Recently, several studies focused on the hydrogen peroxide residues upon the decontamination cycle and critical effects on the pharmaceutical products are now emerging. The oxidation of pharmaceutical molecules, the dissolution into liquid products and the adsorption within medical materials are just few consequences of the effect of sub-ppm VPHP concentrations4–6.
For instance, concerning the biotech pharmaceutical compounds that contain many aminoacidic residues sensitive to oxidative potentials, it does not represent a negligible topic. In fact, several groups are trying to mathematically model the effects of sub-ppm concentrations of hydrogen peroxide on their pharmaceutical products7–9.
In order to make available a tool allowing to experimentally investigate the various effects of sub-ppm VPHP concentrations, Comecer engineered a standard VPHP-sterility tester isolator with H2O2 “Ultra-Low” capabilities.

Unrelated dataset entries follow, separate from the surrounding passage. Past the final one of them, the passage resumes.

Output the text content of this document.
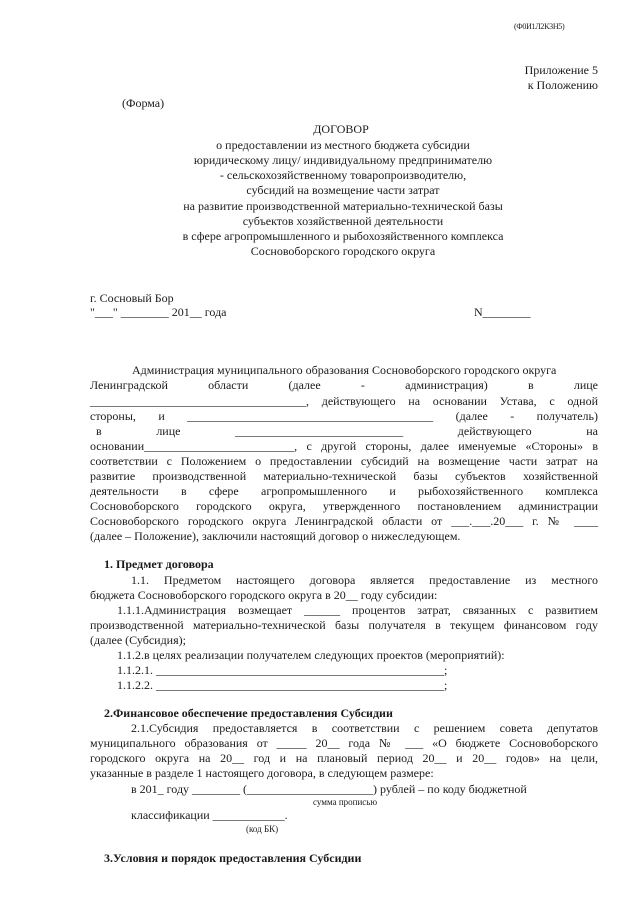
(Ф0И1Л2К3Н5)
Приложение 5
к Положению
(Форма)
ДОГОВОР
о предоставлении из местного бюджета субсидии
юридическому лицу/ индивидуальному предпринимателю
- сельскохозяйственному товаропроизводителю,
субсидий на возмещение части затрат
на развитие производственной материально-технической базы
субъектов хозяйственной деятельности
в сфере агропромышленного и рыбохозяйственного комплекса
Сосновоборского городского округа
г. Сосновый Бор
"___" ________ 201__ года	N________
Администрация муниципального образования Сосновоборского городского округа
Ленинградской области (далее - администрация) в лице
____________________________________, действующего на основании Устава, с одной
стороны, и _________________________________________ (далее - получатель)
в лице ____________________________ действующего на
основании_________________________, с другой стороны, далее именуемые «Стороны» в
соответствии с Положением о предоставлении субсидий на возмещение части затрат на
развитие производственной материально-технической базы субъектов хозяйственной
деятельности в сфере агропромышленного и рыбохозяйственного комплекса
Сосновоборского городского округа, утвержденного постановлением администрации
Сосновоборского городского округа Ленинградской области от ___.___.20___ г. № ____
(далее – Положение), заключили настоящий договор о нижеследующем.
1. Предмет договора
1.1. Предметом настоящего договора является предоставление из местного
бюджета Сосновоборского городского округа в 20__ году субсидии:
1.1.1.Администрация возмещает ______ процентов затрат, связанных с развитием
производственной материально-технической базы получателя в текущем финансовом году
(далее (Субсидия);
1.1.2.в целях реализации получателем следующих проектов (мероприятий):
1.1.2.1. ________________________________________________;
1.1.2.2. ________________________________________________;
2.Финансовое обеспечение предоставления Субсидии
2.1.Субсидия предоставляется в соответствии с решением совета депутатов
муниципального образования от _____ 20__ года № ___ «О бюджете Сосновоборского
городского округа на 20__ год и на плановый период 20__ и 20__ годов» на цели,
указанные в разделе 1 настоящего договора, в следующем размере:
в 201_ году ________ (_____________________) рублей – по коду бюджетной
сумма прописью
классификации ____________.
(код БК)
3.Условия и порядок предоставления Субсидии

The modified isolator can firmly control VPHP concentrations ranging from 5 part-per-billion (ppb) to few ppm through a system referred to as Ultra-Low VPHP (UL-VPHP).
The core of the UL-VPHP system is represented by the hydrogen peroxide Picarro probe (Picarro PI2114 spectrometric gas concentration analyser, hereafter referred to as Picarro) that allows an online continuous measurement of VPHP concentration inside the isolator.
Based on the output signals of the Picarro, the system automatically adjusts the VPHP levels by increasing (inducing a “hot” response) and decreasing (inducing a “cold” response) the total amount of hydrogen peroxide inside the isolator in order to keep it stable within a ± 5 ppb range with respect to the desired value.
The “hot” response is involved in increasing the VPHP concentration; it takes advantage of specific designed system able to release minimal amount of H2O2 aerosol. VPHP-loaded air is then directly injected within the isolator’s chamber, thus increasing the VPHP level. On the other side, the lowering of VPHP levels is based on the “cold” feedback, consisting UV-C lamps; the 240 nm in wavelength electromagnetic emission catalyses the H2O2 radiolysis, inducing its breakage into H2O and O2.
The system can work in two different ways: in the first one, called static modality, the set VPHP concentration can be stably maintained in time for hours and days. Moreover. the elastic balance between the “hot” and “cold” responses also allows the dynamic moving across different H2O2 concentrations.
Indeed, through the second one, defined as dynamic mode, it is possible to set the time duration for a sequence of VPHP concentrations; the UL-VPHP system can automatically move toward the next pre-set concentration at the end of each phase and keep that level stable for the desired time.